Nicely written except one thing: canned mushrooms are so much better suited to pizza than fresh, it's no wonder he remembered you for not liking them ;)

Here I am in California, drooling over the picture of your pie. Haven't had one like that since I left Connecticut in 68. What a wonderful tribute to Sal. I'll be at JFK in October, any good slices in the airport?!?!

Not that I know of. Just a local New York chain that won't impress you at all and maybe a California Pizza Kitchen.

When I moved to NYC in 1999, I was 20, broke and sharing an illegal sublet two blocks from Sal & Carmines, where I ate late dinners at least twice a week. Besides the great pizza, I appreciated the no nonsense vibe of Sal & Carmine - they never tried to talk to me beyond getting my order and then left me alone. They made me feel like I could be a real new yorker.

That is just a beautiful pie.

No further comment is necessary.

That's a really wonderful tribute... I will have to make a point to go up there and try it. Thank you.

Nice story. I had the good fortune to live near Sal and Carmine's in the early 60's, and then to rediscover it with my kids (now themselves S&C loyalists) at new location in the 90's. It's still the best pizza bar none I've ever had, to my mind best appreciated when eaten plain. Contrary to what was suggested in a previous comment on this site, neither Sal nor Carmine was at all surly or grouchy, merely businesslike and not particularly given to chatting up customers. When our niece was starting a pizza place here in Vermont, they were both very helpful, taking an interest and offering advice and suggestions. We got the full story of how they were run out of the 95th Street building. But I never knew that they were brothers, or that Luciano was Sal's grandson. Thanks for all this Sal and Carmine's lore--it's wonderful to hear.

Oh indeed. I did the same thing the week after Sal's passing, heading up to the UWS from Williamsburg and buying a whole pie to take back home for my friends, who were too busy/lazy/skeptical to make the trip up and try a slice for themselves. Carmine gave me a fresh pie out of the oven minutes after I'd paid. I carried it, tied up in candystripe, onto the 3 train and then onto the L, attracting more stares than I've ever gotten in my life - just imagine someone balancing a hot pie on one hand while maneuvering through the commuter crowd during rush hour.

I reheated the slices for my friends on a cookie sheet until the cheese was just starting to burn. We had them with a few beers. I made believers out of everyone that night.

Great story, Ed!

PS: Wrote my own tribute to S&C here!

Thanks for this review. I just moved to Morningside Heights this week and had an itch for pizza tonight. Sal and Carmine's, here we come!

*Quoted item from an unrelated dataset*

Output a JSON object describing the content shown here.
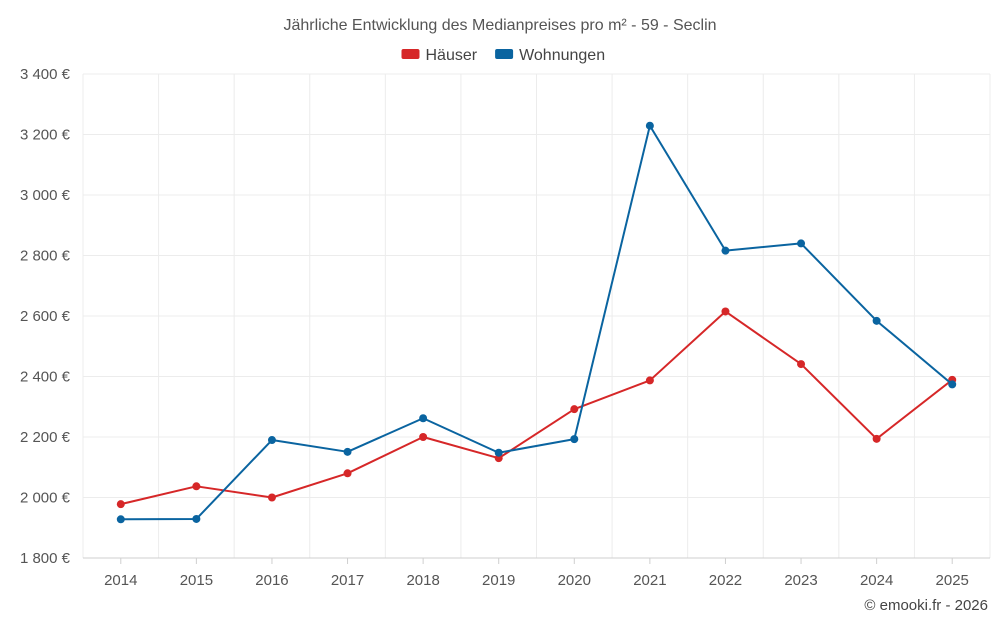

Didn't find this story until now, but if you're still checking the comments, Ed, you did a fabulous job with this. Very nice tribute to a true culinary genius. I lived in NYC for several years starting in 2000. A friend of mine at the time, an Upper West Side native, took me to Sal and Carmine's. I, being from California, believed all NY pizza was good and anything that said "Ray's" was the best. Oh how wrong I was! I didn't get around to all the city's pizza places, but my first cheese slice from Sal and Carmine's remains one of the most memorable eating experiences of my life.